On Impugning Motives
I'd long resisted creating a blog myself. I finally decided to create The Polite Liberal because I was worried about the tone that political discourse in this country was sinking to. The most obvious problem is the hurled insults--it's hard to talk about policy when conservatives and liberals are simply seeing who can scream about "liberal elites" or "redneck racists" the loudest. There's a second problem, though, which is at once more subtle and more damaging.
The problem is that neither side is willing to assume that the other side is being honest about its motives. This leads liberals to screech that the war in Iraq is an excuse to grab that nation's oil, or conservatives to suggest that gun control is a prelude to seizing all guns in the country and imposing tyranny.

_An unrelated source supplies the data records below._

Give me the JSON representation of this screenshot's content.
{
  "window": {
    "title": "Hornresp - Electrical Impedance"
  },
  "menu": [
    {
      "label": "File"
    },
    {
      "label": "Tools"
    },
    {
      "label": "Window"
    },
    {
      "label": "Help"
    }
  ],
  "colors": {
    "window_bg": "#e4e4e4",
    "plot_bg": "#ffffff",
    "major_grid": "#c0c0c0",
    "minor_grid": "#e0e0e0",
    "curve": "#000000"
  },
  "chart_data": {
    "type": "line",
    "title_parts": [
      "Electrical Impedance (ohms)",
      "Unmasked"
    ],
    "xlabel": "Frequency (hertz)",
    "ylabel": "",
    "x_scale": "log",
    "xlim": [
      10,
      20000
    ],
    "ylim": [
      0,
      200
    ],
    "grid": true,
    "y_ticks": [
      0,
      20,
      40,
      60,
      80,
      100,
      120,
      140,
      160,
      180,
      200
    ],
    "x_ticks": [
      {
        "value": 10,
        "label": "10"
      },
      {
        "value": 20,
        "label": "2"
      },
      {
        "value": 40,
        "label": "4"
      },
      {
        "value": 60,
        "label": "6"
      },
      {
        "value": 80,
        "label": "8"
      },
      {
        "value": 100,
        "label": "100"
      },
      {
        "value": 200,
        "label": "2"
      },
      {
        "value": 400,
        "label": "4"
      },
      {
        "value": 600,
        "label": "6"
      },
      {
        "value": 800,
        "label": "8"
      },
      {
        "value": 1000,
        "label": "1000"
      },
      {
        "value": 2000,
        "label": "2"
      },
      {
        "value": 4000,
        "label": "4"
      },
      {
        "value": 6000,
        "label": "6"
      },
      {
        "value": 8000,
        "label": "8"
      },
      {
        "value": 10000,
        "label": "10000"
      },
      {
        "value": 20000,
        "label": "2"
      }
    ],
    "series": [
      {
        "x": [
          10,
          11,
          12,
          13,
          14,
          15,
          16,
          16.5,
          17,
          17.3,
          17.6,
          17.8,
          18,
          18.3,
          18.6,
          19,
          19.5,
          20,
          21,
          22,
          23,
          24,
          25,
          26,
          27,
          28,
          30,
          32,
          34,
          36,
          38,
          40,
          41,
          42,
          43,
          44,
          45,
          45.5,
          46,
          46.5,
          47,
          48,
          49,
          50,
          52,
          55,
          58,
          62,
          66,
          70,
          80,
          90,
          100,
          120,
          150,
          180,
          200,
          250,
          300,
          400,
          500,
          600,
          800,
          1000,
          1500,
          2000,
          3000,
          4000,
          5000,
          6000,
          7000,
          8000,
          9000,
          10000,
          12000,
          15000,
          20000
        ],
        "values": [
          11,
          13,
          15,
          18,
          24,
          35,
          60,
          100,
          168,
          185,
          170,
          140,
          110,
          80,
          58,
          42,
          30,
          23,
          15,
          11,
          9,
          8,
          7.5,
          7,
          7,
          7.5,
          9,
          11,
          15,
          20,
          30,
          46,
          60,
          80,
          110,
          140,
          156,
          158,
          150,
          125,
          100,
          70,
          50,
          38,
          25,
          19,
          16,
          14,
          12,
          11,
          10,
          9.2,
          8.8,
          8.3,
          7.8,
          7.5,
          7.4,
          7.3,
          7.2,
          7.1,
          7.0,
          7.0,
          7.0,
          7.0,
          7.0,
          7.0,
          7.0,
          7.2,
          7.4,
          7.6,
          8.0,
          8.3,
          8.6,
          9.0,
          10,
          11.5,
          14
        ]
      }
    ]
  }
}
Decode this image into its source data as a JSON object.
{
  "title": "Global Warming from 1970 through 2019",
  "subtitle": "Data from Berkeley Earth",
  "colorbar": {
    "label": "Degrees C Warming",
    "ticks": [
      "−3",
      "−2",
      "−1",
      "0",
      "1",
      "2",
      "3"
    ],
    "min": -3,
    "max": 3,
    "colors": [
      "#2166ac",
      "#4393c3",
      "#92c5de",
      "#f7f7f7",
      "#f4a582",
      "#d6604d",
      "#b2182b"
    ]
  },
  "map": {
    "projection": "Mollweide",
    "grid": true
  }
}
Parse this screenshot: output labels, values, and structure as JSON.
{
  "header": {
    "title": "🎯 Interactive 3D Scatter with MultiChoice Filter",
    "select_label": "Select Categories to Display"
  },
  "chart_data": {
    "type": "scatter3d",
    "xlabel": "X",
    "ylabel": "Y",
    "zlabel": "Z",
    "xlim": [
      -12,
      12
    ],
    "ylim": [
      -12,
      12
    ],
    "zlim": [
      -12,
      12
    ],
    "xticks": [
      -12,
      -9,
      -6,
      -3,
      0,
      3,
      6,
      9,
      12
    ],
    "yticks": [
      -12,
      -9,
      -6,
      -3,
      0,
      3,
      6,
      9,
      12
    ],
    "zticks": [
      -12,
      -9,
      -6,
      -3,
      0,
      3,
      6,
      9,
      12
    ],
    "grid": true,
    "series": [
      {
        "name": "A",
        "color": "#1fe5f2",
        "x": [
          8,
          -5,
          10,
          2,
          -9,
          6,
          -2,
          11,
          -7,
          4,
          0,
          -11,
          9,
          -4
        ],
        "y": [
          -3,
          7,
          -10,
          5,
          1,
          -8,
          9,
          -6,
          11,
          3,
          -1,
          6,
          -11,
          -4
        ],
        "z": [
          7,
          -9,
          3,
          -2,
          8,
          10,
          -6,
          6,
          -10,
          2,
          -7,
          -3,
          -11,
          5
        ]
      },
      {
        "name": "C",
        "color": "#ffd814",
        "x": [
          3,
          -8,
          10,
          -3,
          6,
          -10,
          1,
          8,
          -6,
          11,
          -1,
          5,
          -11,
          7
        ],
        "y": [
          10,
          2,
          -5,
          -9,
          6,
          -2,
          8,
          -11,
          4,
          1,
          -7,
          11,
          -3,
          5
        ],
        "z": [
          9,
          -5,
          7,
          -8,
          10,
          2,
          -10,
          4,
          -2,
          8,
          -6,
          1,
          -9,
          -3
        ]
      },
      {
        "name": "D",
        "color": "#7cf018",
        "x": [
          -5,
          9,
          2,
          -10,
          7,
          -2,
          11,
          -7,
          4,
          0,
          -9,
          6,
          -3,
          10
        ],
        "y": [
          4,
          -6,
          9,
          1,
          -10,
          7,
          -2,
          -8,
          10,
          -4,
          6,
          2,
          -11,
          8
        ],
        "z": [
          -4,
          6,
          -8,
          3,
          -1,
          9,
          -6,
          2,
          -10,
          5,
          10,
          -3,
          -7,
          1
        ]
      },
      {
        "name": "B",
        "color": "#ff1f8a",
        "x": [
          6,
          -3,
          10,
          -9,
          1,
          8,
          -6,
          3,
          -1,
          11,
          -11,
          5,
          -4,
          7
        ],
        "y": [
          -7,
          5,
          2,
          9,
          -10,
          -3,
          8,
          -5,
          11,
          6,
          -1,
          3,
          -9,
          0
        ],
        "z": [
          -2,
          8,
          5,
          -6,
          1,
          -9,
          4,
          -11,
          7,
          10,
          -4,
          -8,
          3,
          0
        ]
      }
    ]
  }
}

It led a previous commenter on this site to write, in the middle of an otherwise reasonable disagreement with my last post:
"Is it possible that they are using my hard earned money to buy votes, to create a class of citizens dependent on the federal government? "
This sort of thing makes honest debate impossible. If we really want to debate policy, we have to assume that both sides are acting honestly, and are genuinely trying to create a better United States of America. We strongly disagree as to the means, but very, very few of us (on either side) are acting dishonestly. You can argue that welfare doesn't help the poor (this was in fact the thrust of the aforementioned comment), but not that liberals don't intend it to. These are all matters about which good people may in good conscience disagree.
Those of us on my side are political liberals, not the fifth column of the Red Army. Those of you on the other side are political conservatives, not aspiring brownshirts or corporate shills. We are all of us Americans, here. Let's act like it.